To their absolute credit, they barely blinked an eye - although the concierge did confirm the price of $55 per day with me about three times, something I tried to pretend they probably did with all the guests.
With many of Auckland's best hotels currently taking on their new roles as MIQ facilities, there's something pretty special about walking into one fully relishing its role as an escape, rather than a lockdown. The hustle and bustle of the city centre outside is muted upon entering, staff are bright, friendly and attentive, and reception has plenty of nooks to fall into and watch the world go past.
The open plan reception is worth peeking into even if you're not staying: the clean lines, modern colour and indoor/outdoor flow is beautiful - so much so you'll suddenly find yourself snapping architecture pics, even if that's not your thing.
The architecture is one of the main drawcards of the new hotel, which blends seamlessly into the surrounding distinctive Britomart area almost as if it's been surrounded by the buildings housing Tiffany and Co, The Store, and Amano for years, rather than a few short months. That's unsurprising: architect Nat Cheshire and his father Pip have reportedly been working on the regeneration of the area for over 15 years.
Cheshire Architects are the designers behind many aspects of the nine blocks that make up Britomart, including the light-strung walkways of The Pavilions just outside. On The Hotel Britomart site, Nat says for nearly 15 years they've been making "a really big thing out of lots of really carefully crafted small things".
This sentiment was evident upon entering our fifth-floor room, which was wood-paneled in a way that somehow managed to capture old-school smoky saloon sexiness while still being ultra-modern. It's down to the little touches - the bathroom sink that at first glance appears to be in the bedroom before you pull a secret sliding door across, the beautifully lined and strip-lit cupboard housing the minibar and a full-length mirror.
Of course, one of the main draw cards is the view out the window of Britomart just outside, and the waterfront beyond.
But all the wood paneling, while incredibly hip, made the room very, very dark. Before we found the touch-controlled panel to raise the blind and turn on the light, I was tripping over myself a little. It might be a bit tough for those harder of vision - in this case me, a 27-year-old millennial.
The Hotel Britomart is a quintessentially boutique, inner-city hotel and that's reflected in the amenities - there's no pool at the hotel and apparently only a small gym somewhere (I was there for only about 16 hours so wasn't going to waste time investigating that). If you're dying for a workout, you're probably best to walk 100m to Les Mills.
Or just take comfort in the fact this is your oasis away from those day-to-day responsibilities and instead pull up a stool at the polished bar at Kingi - which actually appears to be half a felled tree, polished up. There you can let the very efficient and charming staff make you a cocktail and pretend you're actually on holiday in Melbourne or London, rather than 5km from your Auckland home.
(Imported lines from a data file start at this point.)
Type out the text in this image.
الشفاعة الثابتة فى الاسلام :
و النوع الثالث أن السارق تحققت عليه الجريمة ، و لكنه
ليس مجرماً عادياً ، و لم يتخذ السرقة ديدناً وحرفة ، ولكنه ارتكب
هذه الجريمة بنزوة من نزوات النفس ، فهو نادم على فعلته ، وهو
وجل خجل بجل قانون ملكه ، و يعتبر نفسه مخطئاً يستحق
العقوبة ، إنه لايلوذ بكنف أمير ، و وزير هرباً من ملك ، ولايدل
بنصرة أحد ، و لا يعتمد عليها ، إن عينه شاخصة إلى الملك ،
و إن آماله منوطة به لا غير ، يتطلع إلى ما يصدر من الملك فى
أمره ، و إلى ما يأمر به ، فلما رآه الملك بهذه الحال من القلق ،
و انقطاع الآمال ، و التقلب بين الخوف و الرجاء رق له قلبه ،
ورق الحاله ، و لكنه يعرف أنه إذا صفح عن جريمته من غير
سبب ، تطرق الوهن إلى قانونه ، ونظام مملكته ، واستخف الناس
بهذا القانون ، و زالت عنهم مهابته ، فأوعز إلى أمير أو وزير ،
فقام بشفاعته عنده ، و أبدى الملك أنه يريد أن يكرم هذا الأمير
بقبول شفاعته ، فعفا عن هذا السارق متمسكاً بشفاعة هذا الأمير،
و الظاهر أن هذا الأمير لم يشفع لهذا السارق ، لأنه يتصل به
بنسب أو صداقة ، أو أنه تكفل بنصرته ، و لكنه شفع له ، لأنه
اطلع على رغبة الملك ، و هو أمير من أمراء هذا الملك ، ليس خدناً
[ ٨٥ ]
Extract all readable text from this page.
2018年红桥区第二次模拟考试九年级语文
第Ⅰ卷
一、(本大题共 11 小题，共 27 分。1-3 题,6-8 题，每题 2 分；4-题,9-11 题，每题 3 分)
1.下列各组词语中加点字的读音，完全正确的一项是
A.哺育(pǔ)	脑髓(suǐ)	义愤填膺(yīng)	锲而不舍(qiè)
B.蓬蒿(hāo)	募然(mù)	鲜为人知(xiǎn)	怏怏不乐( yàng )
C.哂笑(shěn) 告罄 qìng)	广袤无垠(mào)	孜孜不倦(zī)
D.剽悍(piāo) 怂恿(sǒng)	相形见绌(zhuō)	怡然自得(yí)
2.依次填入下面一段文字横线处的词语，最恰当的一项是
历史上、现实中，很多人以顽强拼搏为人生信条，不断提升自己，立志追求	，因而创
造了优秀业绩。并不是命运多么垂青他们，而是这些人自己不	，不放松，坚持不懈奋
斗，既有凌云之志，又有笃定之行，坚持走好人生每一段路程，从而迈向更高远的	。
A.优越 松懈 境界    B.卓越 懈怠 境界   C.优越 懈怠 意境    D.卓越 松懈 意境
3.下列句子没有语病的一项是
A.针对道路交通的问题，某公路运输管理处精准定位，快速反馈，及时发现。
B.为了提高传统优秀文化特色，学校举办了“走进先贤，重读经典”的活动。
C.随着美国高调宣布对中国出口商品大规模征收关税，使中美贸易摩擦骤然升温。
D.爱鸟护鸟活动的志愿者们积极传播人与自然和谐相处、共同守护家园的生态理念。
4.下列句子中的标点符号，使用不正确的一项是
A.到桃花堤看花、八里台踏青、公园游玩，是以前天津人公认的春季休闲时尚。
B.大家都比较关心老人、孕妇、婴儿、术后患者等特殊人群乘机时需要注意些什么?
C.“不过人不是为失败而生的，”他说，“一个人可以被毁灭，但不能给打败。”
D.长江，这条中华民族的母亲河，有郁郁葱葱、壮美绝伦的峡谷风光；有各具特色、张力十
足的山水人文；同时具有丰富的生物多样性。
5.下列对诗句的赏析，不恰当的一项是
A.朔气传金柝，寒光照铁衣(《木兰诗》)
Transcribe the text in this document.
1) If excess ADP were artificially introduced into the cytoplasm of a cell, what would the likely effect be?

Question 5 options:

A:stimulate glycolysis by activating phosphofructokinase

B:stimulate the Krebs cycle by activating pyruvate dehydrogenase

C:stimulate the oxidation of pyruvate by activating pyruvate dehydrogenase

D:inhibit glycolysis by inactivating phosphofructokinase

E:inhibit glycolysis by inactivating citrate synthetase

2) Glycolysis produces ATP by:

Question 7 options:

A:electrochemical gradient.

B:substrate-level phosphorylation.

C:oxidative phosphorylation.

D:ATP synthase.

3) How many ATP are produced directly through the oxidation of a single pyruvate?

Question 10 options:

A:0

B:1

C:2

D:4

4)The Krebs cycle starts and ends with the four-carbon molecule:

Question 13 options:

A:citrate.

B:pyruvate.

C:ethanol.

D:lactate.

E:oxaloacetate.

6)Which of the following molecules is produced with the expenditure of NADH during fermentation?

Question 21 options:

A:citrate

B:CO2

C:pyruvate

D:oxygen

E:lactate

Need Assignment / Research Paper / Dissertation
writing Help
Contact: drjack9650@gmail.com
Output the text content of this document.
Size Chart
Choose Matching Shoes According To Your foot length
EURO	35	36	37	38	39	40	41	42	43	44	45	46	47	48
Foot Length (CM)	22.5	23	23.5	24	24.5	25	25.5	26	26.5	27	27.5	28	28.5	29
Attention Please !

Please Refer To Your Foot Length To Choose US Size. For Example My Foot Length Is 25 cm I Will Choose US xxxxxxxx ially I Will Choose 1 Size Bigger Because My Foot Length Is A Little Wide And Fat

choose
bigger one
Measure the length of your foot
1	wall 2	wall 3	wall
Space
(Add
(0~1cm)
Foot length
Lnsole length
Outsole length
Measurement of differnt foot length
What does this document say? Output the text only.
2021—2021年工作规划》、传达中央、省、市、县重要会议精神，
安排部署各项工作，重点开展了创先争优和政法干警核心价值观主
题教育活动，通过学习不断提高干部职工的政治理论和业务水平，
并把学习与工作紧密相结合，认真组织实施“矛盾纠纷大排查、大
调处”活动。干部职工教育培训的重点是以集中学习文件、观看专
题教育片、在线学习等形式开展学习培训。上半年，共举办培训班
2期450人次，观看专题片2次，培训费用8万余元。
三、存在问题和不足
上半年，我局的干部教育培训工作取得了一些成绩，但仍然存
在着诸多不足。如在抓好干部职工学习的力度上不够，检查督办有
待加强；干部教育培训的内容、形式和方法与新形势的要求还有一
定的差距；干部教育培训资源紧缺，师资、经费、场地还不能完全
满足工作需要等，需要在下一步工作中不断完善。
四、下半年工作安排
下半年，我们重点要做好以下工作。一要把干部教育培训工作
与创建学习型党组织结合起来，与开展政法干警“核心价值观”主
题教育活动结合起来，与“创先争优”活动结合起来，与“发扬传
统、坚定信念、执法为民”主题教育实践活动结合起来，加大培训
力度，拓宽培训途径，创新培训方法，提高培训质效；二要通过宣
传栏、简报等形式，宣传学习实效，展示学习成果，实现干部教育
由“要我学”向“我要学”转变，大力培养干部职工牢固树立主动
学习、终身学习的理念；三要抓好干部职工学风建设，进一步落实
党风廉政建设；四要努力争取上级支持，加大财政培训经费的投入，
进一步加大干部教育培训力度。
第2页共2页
If you are dining in, I recommend you ignore the mains completely and just order enough small dishes to share until you vaguely resemble King Henry VIII, surrounded by plates. Our mains (venison and flounder) were fine, but it was the small dishes that really brought the flavour - burrata, heirloom tomatoes, wood-roasted oyster mushrooms, and the raw fish plate.
One night at The Hotel Britomart was enough to leave us feeling relaxed and like we had had a good taste of travelling, even if it was just in that beaten up Corolla rather than a Boeing or Airbus. If you stay over the weekend, take advantage of the staycation vibes to relax around the Britomart area after checkout, perhaps shopping at Commercial Bay and grabbing an afternoon drink on the waterfront.
If, like me, you have to go straight to work, at least wait until after the 10am checkout to miss the rush-hour commute. You don't want to undo all that hard work.
Sarah and her partner had a night's complimentary stay at The Hotel Britomart for this review.